Ein Bernatone-Alphorn mit Tasche „robusto“ und zwei Mundstücken kostet 3’600 CHF (3-teilig) bzw 3950 CHF (4-teilig). Die Hörner sind in Fis gebaut; für Stimmung in F gibt es Verlängerungen oder allenfalls separate Handrohre. Heinz produziert jeweils 6er oder 8er-Serien und verkauft diese innerhalb kurzer Zeit nach Fertigstellung. Wer ein Bernatone-Horn möchte, sollte also strategisch seinen Besuch planen. Zusätzliche Informationen und Videos findet man auf der Website von Bernatone. Ein Besuch in Habkern lohnt sich schon alleine wegen der Sammlung an historischen Alphörnern im Verkaufsraum. Im Video unten ein paar Eindrücke von meinem Besuch am 19.12.2022.
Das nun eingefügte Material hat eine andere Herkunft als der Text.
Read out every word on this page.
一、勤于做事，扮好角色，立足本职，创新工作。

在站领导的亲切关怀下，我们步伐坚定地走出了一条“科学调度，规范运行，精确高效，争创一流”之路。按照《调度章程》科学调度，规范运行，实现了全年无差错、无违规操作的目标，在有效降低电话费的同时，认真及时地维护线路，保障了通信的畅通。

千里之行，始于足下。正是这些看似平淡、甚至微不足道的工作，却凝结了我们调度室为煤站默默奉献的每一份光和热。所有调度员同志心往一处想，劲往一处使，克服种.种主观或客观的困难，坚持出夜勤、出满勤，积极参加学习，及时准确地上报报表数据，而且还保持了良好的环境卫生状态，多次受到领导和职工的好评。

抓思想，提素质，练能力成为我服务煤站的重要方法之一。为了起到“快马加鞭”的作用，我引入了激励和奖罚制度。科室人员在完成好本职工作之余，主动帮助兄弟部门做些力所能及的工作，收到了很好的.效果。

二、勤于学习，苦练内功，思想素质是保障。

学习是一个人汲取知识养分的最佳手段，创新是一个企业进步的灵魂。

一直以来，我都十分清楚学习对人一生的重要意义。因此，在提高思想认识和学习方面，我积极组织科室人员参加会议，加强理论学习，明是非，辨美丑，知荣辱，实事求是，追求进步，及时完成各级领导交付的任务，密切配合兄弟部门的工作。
Fazit: Ein qualitativ hochstehendes, solides Alphorn. Runder, schöner Klang. Ein sympathischer Alphornbauer mit dem Stallgeruch der traditionellen Alphornszene, der sich laufend weiterentwickelt und (hoffentlich) noch lange im Geschäft bleibt.

Ein Kommentar

  1. Danke Benno für den Besuch bei Heinz. Mein Alphorn habe vor sechs Jahren gekauft und bin fleissig am üben. Im Vergleich zu Hörnern aus anderen Werkstätten fällt mir der grosse Becher auf. Am Anfang hatte ich den Eindruck als müsste ich den Klang im Rohr zurückhalten oder mit der Schalldämpfer-Kiste am Entweichen hindern. Deine Bemerkung über das Staccato hat vielleicht auch mit der Becherform zu tun. Beim spielen draussen in der Natur gibt es natürlich Unterschiede ob an einem lauen Sommerabend oder im Winter die kurzen Töne klingen sollen.